Hi Elijah,
What you have to keep in mind is that however fancy the diversification-through-time model is, at it’s core, you’re still estimating speciation and extinction rates. To estimate a rate, you need a number of things that happened (speciation events), and the amount of time in which they happened (the duration of the clade). This applies whether we are using RevBayes or BEAST to estimate a time tree and diversification rates (from constant-rate models or fancier models) at the same time, or taking clade ages and species counts to get simple constant-rate estimates.
Incomplete sampling is important, because although my phylogeny may have n species in it, the size, m of the clade may be much larger then n, so any rate based off n will be wrong. Imagine we wanted to ask which has a greater speciation rate, birds or mammals. From mammals, which are ~435 million years old, we have sampled 2000 species. From birds, which are ~111 million years old, our grant money ran out and we only got 10 species. Following Magallon and Sanderson (2001), we estimate the net diversification rate as r = ln(n / 2) / t. So we estimate that mammals have a diversification rate of r = 0.0158799, while birds have a net diversification rate of r = 0.01449944, and we conclude that mammals speciate faster. But, there are really ~5400 mammals and ~10000 birds, so the rates are really something like r = 0.01816323 for mammals and r = 0.07673147 for birds. By missing samples, we not only estimated wildly incorrect rates, we flipped the direction of the result. Now, obviously it’s a bit hard to get the wrong result when one group is diversifying over 4x as fast as the other, but that’s a rather large difference, we can’t expect any groups we go study to display such a clear difference. That’s why m matters.
Now, how to get m? As you say, taxonomy gives us some answer. But you also mention using a diversification rate. But now we’re caught in a circle, because we use need r to get m, but we can’t get r without m. Anything we do, any assumption we make about how this group is diversifying, will completely color our results, as our results will be the assumption we made.
The other thing to keep in mind is that comparing diversification rates across land masses is probably either invalid, or requires a more complicated model. Unless the landmasses all have reciprocally monophyletic clades in them, you cannot split apart the tree by island, because the groups on those islands share a tree, and thus they are non-independent. It would be possible to do a joint reconstruction of island and diversification rate, as in a MuSSE model. Now, for a BiSSE model, you need something like a few hundred species to get a good estimate of the effect of the binary trait on speciation and extinction rates, one imagines that even more species are required for MuSSE. Even if they are reciprocally monophyletic, confidence intervals on speciation parameters are not small, and you may have a hard time saying anything about diversification rates.
The bottom line is this:
-
If the islands don’t have monophyletic clades:
a) If you don’t have samples for >100 species in the genus, there’s absolutely no way.

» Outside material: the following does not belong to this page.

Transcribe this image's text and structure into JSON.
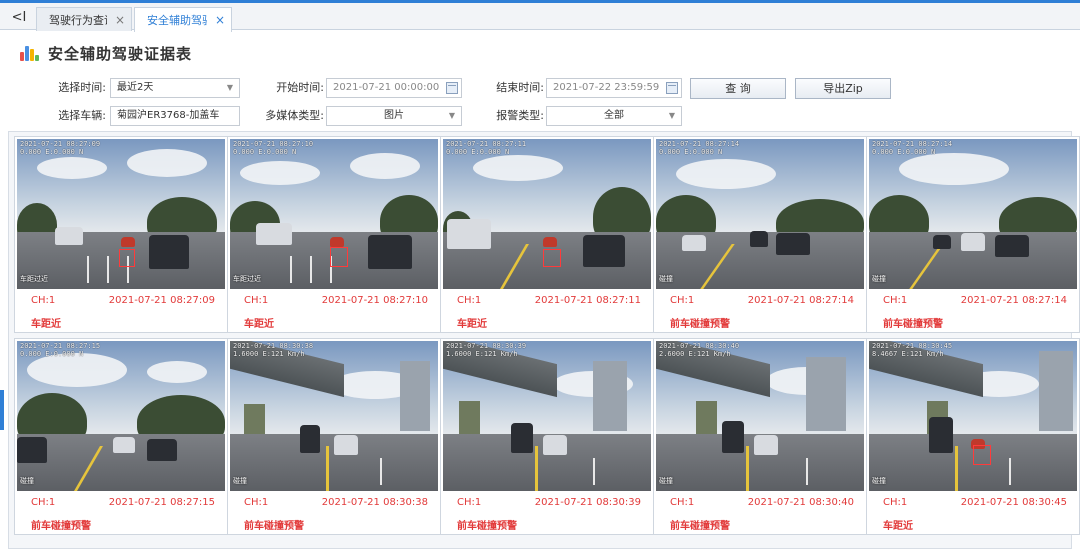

b) If you do, and you only care about the differences between the islands, you may not have to worry too much about the sampling fraction (unless sampling is biased).
-
If the islands have monophyletic clades:
a) If you have some idea about the range of species missing, you could run multiple analyses of each clade through the range of possible. Then you have some idea of whether one group is diversifying faster, but between the uncertainty inherent in estimating diversification rates, and the uncertainty in what the true number of species is, unless there is a rather large effect, you probably couldn’t say anything remotely conclusive.
b) If you really don’t have any idea, there’s absolutely no way to say anything.